Guild Wars 2 Interview: Reinventing Tyria
Can't get enough info on Guild Wars 2? Interested to learn more about the Sylvari, Norn, Asura, and Charr? Read this interview to find out all sorts of little details about your favorite race!
It seems like the folks at Guild Wars 2 have set a blistering pace for the release of game information over the past month. With the unveiling of the Elementalist and the corresponding gameplay associated with this epic spellcaster and beyond, we’ve learned more about the game than we had garnered throughout the past few years since the title’s unveiling. From skills to dynamic events to combat, we’re starting to really see what kind of systems we might expect in the game.
However, one of the areas that we’re still trying to learn more about is the actual world that exists in Guild Wars 2. We do know a few key facts regarding elder dragons and chronology, but the GW2 designers and storytellers have remained fairly hush-hush on everything regarding the newest race – the Sylvari – and some of the more in-depth, character-based interactions that players will be experiencing while playing their new avatars.
So while the ZAM team was in Seattle for the LOGIN 2010 conference, we took a trip out to the ArenaNet studios to find out exactly what’s going on in the latest iteration of Tyria. We definitely learned some new tidbits… so much that we had to split our interview into two different articles! We were lucky enough to sit down with the "lore gurus" Bobby Stein and Ree Soesbee, so they had plenty to say about the different ways they've gone about building their expanded world. Additionally, we’ll be releasing another interview on combat and gameplay soon, so stay tuned folks; we have a whole GW2 blowout on the way!
ZAM: A few months ago, you released the “Voices of Tyria” trailer that featured a host of relatively famous actors and actresses, but since then we haven’t really heard much about the voice over work. What can you tell us about the VO? What was your reasoning to go with voice overs rather than text?
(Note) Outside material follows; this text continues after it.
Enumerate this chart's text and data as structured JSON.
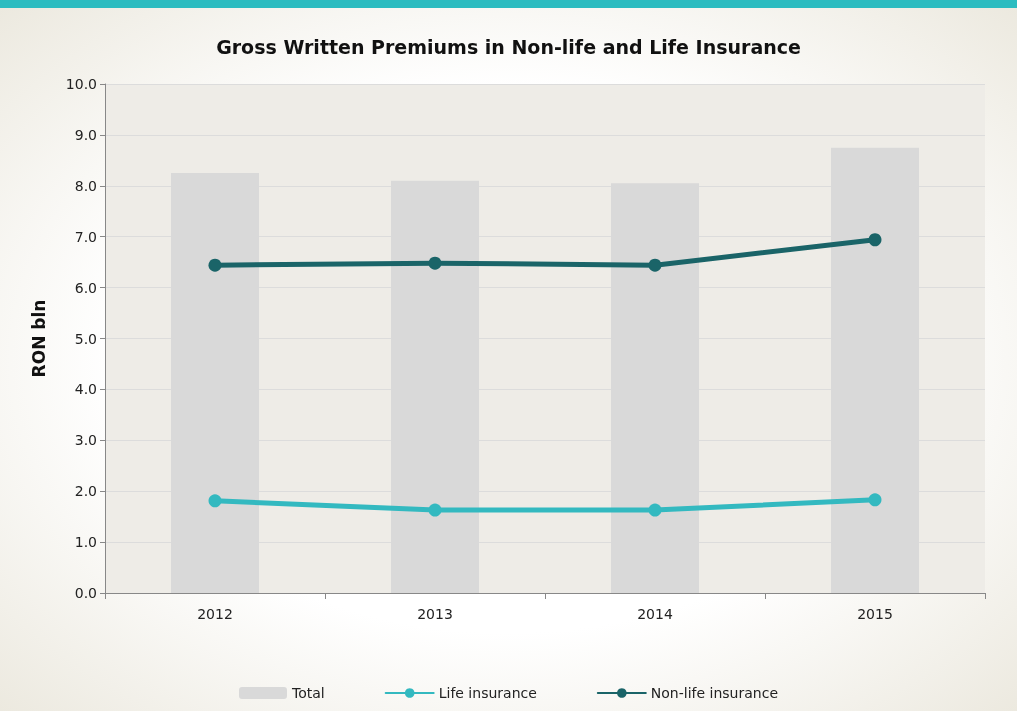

Bobby Stein: When we started looking at how we were going to take Guild Wars into the future, there were a number of things we wanted to add or enhance within the game to give it that larger scale feeling. Things like voice over were a really big part of that effort, so we sat down and discussed, with a variety of members from the design and writing team, our wish lists regarding the VO work.
The original Guild Wars didn’t have a lot of voice over work in it, and it was pretty much relegated to cinematics. Without going into too much detail, Guild Wars 2 has significantly more voice content because we’ve learned that it’s much easier to tell a story and engage people when they’re listening and watching action unfold rather than reading a cluttered box.
Ree Soesbee: One of the things that seems to be distinguishing the big and successful games from the flash-in-the-pan games, is how a player operates in the world [the developer has created]. It’s how immersive a world is. Does the player really get into the world and feel like they can change what’s going on? Do they feel like the world around them is alive?
Voice is indescribably important in that. If you look at the top four or five games of the last year, most of them have had significant amounts of voice, and much more than most MMOs. [The Guild Wars 2 team] didn’t want to be the past… we wanted to be the future.
ZAM: So are you still using that cinematic style like you did in the original Guild Wars?
Soesbee: That’s a yes/no question. Are there cinematics for the purpose of storytelling? Yes.
Are they like Guild Wars 1? Not quite, no.
ZAM: It’s not a “pull you out of the situation” sort of cinematic style, like the first game?
Soesbee: Yeah, and that’s one of the areas where single player games really differentiate themselves from MMOs. You can reach a part in the game, pause the action, sit down and watch an interesting cinematic, and then move on with the story.
In an MMO, everyone else is standing around going “C’mon! C’mon! What are you doing?” Or one party member has seen a cinematic while the other hasn’t, and then you make the whole party wait.
We don’t think that’s fun, so we’ve done everything we can to give you the same amount of storytelling – the same amount of feeling that lets you know that your character is alive – without jerking you out and shoving you back into the story.